Heft 2/2021 - Dinge, die uns trennen


Undertow

Bildbeitrag

Aleksei Taruts und Serhiy Klymko


Plitsch platsch. Nipp. Stipp. Halt den Atem an und spring in die Fluten des Πόντος Ἄξενος.1 Sein Sog zieht dich an Land und weiter, durch geologische Formationen hindurch, in die Erdkruste. Könnte diese verborgene Strömung die politischen Strömungen Europas verändern?
Die von der Rolle abgewickelten Schlauchstücke im Ausstellungsraum durchdringen die Abtrennungen zwischen den einzelnen Räumen. Sie enthalten ein verhextes geopolitisches Fluidum: Meerwasser aus der Meerenge von Kertsch, das die Halbinsel Krim umspült und nun via die Ukraine und Polen in den Badischen Kunstverein transferiert wurde. Als Ressource ist es erneuerbar, solange die Meerenge von Kertsch mit dem Rhein verbunden bleibt. Das Werk ist sowohl Teil des Kunst- als auch des Wasserkreislaufs. Historische Ereignisse gehören zu einer Ökologie, die aus den globalen Industrialisierungsprozessen resultiert – Meerengen wurden häufig zu militärischen Nahtstellen, Flüsse zu Autobahnen, Meeresböden zu transkontinentalen Streaming-Plattformen. Nur Fossilien sind tot. Gespenster sind wie Gas. Gab es je schönere Gespenster?
Anders als eine normale Expresslieferung, die erst durch die von ihr erregte Fantasie existiert und auch online „insinuiert“ werden kann, wissen wir, dass sich Undertow aus geopolitischen Albträumen speist. Die europäischen Grenzen wurden von einer Strömung hinweggeschwemmt, die ein Leck in den thalassokratischen [vom Meer beherrschten] Frieden schlug. Kann man mit einem Spielzeugdrachen die alten, technologisch immer explosiveren Kräfte der Vergangenheit erschrecken?
Im Zuge russischer Militärmanöver in der Schwarzmeerregion dringen Berichte über Deserteure, die vom Geheimdienst gefasst wurden, in die Medien. Das ungute Gefühl bei der Schaffung unseres Kunstwerks kommt vom Wissen um die Möglichkeit, es könnte verboten werden, weil man die 2014 von Russland annektierte Krim nur besucht hat, um Kunst in die EU zu schmuggeln. Nach der Ausstellung wird das Meerwasser in einen der großen europäischen Ströme geleitet – den Rhein. So wird eine internationale Blase aus Meeresmineralien entstehen, die den Blick für politische Unsicherheiten schärft. War Wasser jemals neutral?

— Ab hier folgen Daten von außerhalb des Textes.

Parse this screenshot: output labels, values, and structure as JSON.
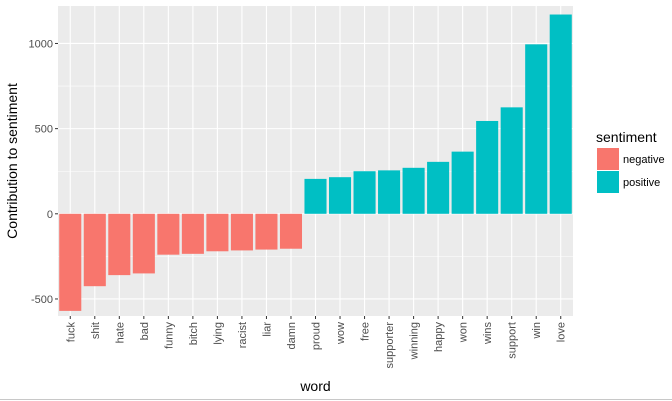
{
  "chart_data": {
    "type": "bar",
    "xlabel": "word",
    "ylabel": "Contribution to sentiment",
    "ylim": [
      -600,
      1220
    ],
    "yticks": [
      -500,
      0,
      500,
      1000
    ],
    "grid": true,
    "legend": {
      "title": "sentiment",
      "placement": "right"
    },
    "categories": [
      "fuck",
      "shit",
      "hate",
      "bad",
      "funny",
      "bitch",
      "lying",
      "racist",
      "liar",
      "damn",
      "proud",
      "wow",
      "free",
      "supporter",
      "winning",
      "happy",
      "won",
      "wins",
      "support",
      "win",
      "love"
    ],
    "values": [
      -570,
      -425,
      -360,
      -350,
      -240,
      -235,
      -220,
      -215,
      -210,
      -205,
      205,
      215,
      250,
      255,
      270,
      305,
      365,
      545,
      625,
      995,
      1170
    ],
    "sentiment": [
      "negative",
      "negative",
      "negative",
      "negative",
      "negative",
      "negative",
      "negative",
      "negative",
      "negative",
      "negative",
      "positive",
      "positive",
      "positive",
      "positive",
      "positive",
      "positive",
      "positive",
      "positive",
      "positive",
      "positive",
      "positive"
    ],
    "series": [
      {
        "name": "negative",
        "color": "#f8766d"
      },
      {
        "name": "positive",
        "color": "#00bfc4"
      }
    ]
  }
}
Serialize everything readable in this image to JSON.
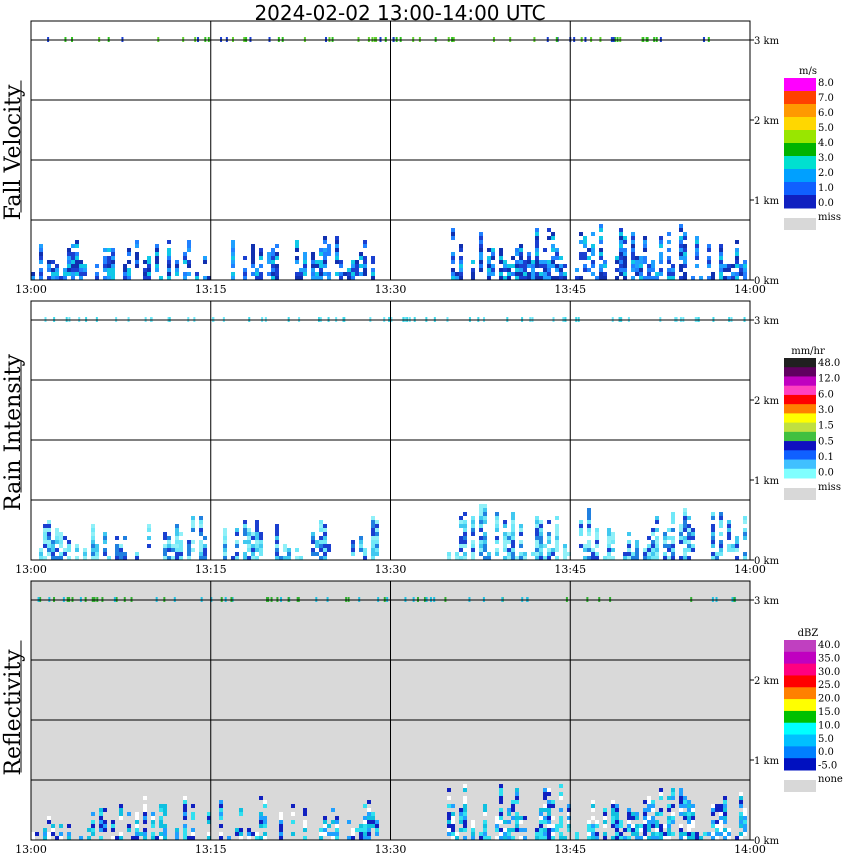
{
  "title": "2024-02-02   13:00-14:00 UTC",
  "chart_data": [
    {
      "type": "heatmap",
      "ylabel": "Fall Velocity",
      "x_ticks": [
        "13:00",
        "13:15",
        "13:30",
        "13:45",
        "14:00"
      ],
      "y_ticks": [
        "0 km",
        "1 km",
        "2 km",
        "3 km"
      ],
      "ylim": [
        0,
        3.25
      ],
      "xlim": [
        "13:00",
        "14:00"
      ],
      "grid": true,
      "background": "#ffffff",
      "legend": {
        "unit": "m/s",
        "labels": [
          "8.0",
          "7.0",
          "6.0",
          "5.0",
          "4.0",
          "3.0",
          "2.0",
          "1.0",
          "0.0"
        ],
        "colors": [
          "#ff00ff",
          "#ff4000",
          "#ff9900",
          "#ffd700",
          "#99e600",
          "#00b300",
          "#00e0d0",
          "#00a0ff",
          "#1060ff",
          "#1020c0"
        ],
        "missing_label": "miss",
        "missing_color": "#d8d8d8"
      },
      "echo_colors": [
        "#1a3fd0",
        "#2080ff",
        "#10c8e8",
        "#1030b0",
        "#20a0ff"
      ],
      "top_colors": [
        "#30c020",
        "#60d030",
        "#1a3fd0"
      ]
    },
    {
      "type": "heatmap",
      "ylabel": "Rain Intensity",
      "x_ticks": [
        "13:00",
        "13:15",
        "13:30",
        "13:45",
        "14:00"
      ],
      "y_ticks": [
        "0 km",
        "1 km",
        "2 km",
        "3 km"
      ],
      "ylim": [
        0,
        3.25
      ],
      "xlim": [
        "13:00",
        "14:00"
      ],
      "grid": true,
      "background": "#ffffff",
      "legend": {
        "unit": "mm/hr",
        "labels": [
          "48.0",
          "12.0",
          "6.0",
          "3.0",
          "1.5",
          "0.5",
          "0.1",
          "0.0"
        ],
        "colors": [
          "#202020",
          "#600060",
          "#c000c0",
          "#ff40c0",
          "#ff0000",
          "#ff8000",
          "#ffff00",
          "#c0e040",
          "#40c040",
          "#1010c0",
          "#1060ff",
          "#40c0ff",
          "#80ffff"
        ],
        "missing_label": "miss",
        "missing_color": "#d8d8d8"
      },
      "echo_colors": [
        "#90f0f8",
        "#70e8f8",
        "#40c8f0",
        "#2080e0",
        "#1a3fd0"
      ],
      "top_colors": [
        "#40d8e8",
        "#70e8f8"
      ]
    },
    {
      "type": "heatmap",
      "ylabel": "Reflectivity",
      "x_ticks": [
        "13:00",
        "13:15",
        "13:30",
        "13:45",
        "14:00"
      ],
      "y_ticks": [
        "0 km",
        "1 km",
        "2 km",
        "3 km"
      ],
      "ylim": [
        0,
        3.25
      ],
      "xlim": [
        "13:00",
        "14:00"
      ],
      "grid": true,
      "background": "#d9d9d9",
      "legend": {
        "unit": "dBZ",
        "labels": [
          "40.0",
          "35.0",
          "30.0",
          "25.0",
          "20.0",
          "15.0",
          "10.0",
          "5.0",
          "0.0",
          "-5.0"
        ],
        "colors": [
          "#c040c0",
          "#c000c0",
          "#ff0080",
          "#ff0000",
          "#ff8000",
          "#ffff00",
          "#00c000",
          "#00ffff",
          "#00c0ff",
          "#0080ff",
          "#0010c0"
        ],
        "missing_label": "none",
        "missing_color": "#d8d8d8"
      },
      "echo_colors": [
        "#1020c0",
        "#20a0ff",
        "#30e0f0",
        "#10c0e0",
        "#ffffff"
      ],
      "top_colors": [
        "#20c0e0",
        "#30b030"
      ]
    }
  ]
}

Undertow wurde von Aleksei Taruts (Russland) und Serge Klymko (Ukraine) im Rahmen der Ausstellung Dinge, die wir voneinander ahnen im Badischen Kunstverein in Karlsruhe konzipiert und realisiert.

 

Übersetzt von Thomas Raab

 

1 Pontos axenos (griech.), das unwirtliche Meer. Veralteter Name für das Schwarze Meer.